Pynchon's anti-Americanism
Otto
ottosell at yahoo.de
Thu Sep 9 14:04:56 CDT 2004
> On Thu, 2004-09-09 at 04:02, Otto wrote:
>
> (quoting someone who sounds like Lynn Chaney after studying modern
> american lit under Doug Millison)
>
> > Indeed, Senator Miller, had he had known
> > about it, would have been outraged back then to hear a popular professor
> > promote the idea that agreed with Pynchon's claim that, rather than
being
> > liberators of the Nazi concentration camps, the U.S. was a major player
in
> > the regime's inception. The novel, after a string of descriptions of
> > sado-masochistic acts involving children (connected, of course, with the
> > West/U.S./Nazi regime), ends with the indictment of the latest in what
> > Pynchon presents as a long line of fascist presidents, Richard Nixon.

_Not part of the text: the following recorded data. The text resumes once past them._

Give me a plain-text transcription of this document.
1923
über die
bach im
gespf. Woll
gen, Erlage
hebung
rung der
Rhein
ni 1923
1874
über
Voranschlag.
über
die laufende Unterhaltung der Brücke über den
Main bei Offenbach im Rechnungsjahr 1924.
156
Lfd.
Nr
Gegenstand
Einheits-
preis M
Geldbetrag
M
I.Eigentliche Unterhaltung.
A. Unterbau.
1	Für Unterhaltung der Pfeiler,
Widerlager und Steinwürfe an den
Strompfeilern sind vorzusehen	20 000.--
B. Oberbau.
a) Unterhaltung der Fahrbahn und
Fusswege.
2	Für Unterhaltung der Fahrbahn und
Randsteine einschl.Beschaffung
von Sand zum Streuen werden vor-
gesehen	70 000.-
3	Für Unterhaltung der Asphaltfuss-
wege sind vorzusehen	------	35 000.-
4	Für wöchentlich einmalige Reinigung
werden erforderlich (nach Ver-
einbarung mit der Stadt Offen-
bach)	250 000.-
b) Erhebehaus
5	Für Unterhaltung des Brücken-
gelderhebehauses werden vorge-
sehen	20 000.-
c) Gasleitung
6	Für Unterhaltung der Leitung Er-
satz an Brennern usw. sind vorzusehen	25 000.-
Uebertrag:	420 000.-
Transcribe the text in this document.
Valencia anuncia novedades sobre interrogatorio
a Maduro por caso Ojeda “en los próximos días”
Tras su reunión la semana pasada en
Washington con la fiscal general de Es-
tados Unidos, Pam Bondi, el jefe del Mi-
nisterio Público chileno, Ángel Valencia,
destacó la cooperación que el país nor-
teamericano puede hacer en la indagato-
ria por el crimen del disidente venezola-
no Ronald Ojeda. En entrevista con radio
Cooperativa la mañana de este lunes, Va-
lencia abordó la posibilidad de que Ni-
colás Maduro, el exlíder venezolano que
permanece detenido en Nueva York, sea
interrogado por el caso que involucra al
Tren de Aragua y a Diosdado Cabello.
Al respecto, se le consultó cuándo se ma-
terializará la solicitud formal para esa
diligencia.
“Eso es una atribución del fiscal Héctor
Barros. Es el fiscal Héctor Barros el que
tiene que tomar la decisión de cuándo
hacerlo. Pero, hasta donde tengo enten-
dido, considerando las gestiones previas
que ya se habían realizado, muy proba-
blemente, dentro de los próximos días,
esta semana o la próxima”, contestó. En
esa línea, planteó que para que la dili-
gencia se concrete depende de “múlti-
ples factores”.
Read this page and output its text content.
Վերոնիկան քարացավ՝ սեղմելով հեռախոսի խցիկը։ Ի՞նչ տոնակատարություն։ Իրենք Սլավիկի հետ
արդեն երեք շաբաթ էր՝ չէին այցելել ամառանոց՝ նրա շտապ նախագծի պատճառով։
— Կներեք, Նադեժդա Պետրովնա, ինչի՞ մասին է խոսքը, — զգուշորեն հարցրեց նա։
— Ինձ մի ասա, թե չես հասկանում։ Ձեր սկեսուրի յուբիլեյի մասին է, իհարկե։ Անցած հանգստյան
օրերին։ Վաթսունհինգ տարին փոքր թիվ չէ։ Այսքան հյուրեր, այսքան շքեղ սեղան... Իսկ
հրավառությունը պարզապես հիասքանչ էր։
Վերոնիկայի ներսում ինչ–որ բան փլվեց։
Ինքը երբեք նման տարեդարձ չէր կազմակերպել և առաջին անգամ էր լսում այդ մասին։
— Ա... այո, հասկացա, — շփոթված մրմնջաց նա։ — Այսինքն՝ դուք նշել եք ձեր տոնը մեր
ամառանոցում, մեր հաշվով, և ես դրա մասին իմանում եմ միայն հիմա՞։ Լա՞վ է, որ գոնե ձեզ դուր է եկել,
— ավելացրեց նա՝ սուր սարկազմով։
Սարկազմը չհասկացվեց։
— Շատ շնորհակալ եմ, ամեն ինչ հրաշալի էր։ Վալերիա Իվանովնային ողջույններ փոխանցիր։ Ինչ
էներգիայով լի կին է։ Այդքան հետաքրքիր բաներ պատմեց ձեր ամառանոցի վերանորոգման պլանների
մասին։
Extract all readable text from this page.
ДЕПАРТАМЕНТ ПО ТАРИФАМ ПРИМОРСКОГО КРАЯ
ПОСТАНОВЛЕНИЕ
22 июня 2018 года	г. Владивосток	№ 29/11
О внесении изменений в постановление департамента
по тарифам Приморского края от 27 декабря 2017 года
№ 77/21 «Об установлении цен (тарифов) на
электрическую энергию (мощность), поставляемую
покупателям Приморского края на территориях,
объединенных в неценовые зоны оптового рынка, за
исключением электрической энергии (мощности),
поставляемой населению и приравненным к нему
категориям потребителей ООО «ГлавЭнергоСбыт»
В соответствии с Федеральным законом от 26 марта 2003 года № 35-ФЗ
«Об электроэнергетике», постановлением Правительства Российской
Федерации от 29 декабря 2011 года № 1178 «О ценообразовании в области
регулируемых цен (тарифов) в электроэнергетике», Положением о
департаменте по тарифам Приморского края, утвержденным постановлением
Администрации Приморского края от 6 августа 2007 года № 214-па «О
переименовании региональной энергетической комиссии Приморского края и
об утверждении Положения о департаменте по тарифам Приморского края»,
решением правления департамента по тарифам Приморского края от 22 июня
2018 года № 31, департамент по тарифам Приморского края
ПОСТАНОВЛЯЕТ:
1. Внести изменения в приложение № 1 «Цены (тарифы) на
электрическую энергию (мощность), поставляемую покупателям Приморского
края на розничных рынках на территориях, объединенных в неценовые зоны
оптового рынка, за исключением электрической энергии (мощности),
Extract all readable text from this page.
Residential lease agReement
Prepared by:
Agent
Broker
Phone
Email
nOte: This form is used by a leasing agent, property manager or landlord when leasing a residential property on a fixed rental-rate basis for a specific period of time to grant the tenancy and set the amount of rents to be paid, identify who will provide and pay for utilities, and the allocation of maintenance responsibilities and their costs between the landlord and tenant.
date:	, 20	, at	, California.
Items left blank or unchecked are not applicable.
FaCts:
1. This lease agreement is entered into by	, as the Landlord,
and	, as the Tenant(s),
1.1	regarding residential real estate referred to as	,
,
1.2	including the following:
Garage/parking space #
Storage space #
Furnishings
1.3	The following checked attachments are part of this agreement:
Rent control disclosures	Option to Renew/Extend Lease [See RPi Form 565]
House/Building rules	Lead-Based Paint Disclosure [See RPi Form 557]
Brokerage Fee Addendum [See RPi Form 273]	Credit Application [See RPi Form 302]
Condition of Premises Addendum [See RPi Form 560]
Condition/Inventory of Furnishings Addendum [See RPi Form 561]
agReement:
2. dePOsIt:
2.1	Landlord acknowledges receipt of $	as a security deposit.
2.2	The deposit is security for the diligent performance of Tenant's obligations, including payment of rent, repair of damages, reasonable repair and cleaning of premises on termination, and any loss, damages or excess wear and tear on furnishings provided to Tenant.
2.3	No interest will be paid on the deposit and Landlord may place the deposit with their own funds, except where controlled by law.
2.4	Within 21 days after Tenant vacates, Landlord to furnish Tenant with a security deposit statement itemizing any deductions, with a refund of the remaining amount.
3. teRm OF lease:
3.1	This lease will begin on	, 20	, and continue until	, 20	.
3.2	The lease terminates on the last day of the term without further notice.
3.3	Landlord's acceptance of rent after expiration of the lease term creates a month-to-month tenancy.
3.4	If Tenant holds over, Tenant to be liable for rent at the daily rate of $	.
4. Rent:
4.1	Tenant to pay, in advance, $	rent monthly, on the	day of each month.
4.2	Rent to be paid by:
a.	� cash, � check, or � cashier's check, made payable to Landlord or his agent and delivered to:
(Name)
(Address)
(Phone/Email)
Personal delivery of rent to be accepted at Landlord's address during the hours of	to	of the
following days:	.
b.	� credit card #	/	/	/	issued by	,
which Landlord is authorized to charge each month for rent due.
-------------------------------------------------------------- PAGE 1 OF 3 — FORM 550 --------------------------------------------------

> > Pynchon's book is nothing but a long, hallucinatory propaganda piece
that in
> > a disjointed post-modernist style distorts history in order to equate
Nazism
> > with Western civilization.
> > (...)
>
> I have no doubt that there actually were sprinkled about college
> campuses more than one Popular Professor fitting this description . . .
>
> Poor Pynchon.
>
>
Poor America, but I agree, there should be some professors "sprinkled about
college campuses" who have understood his novels.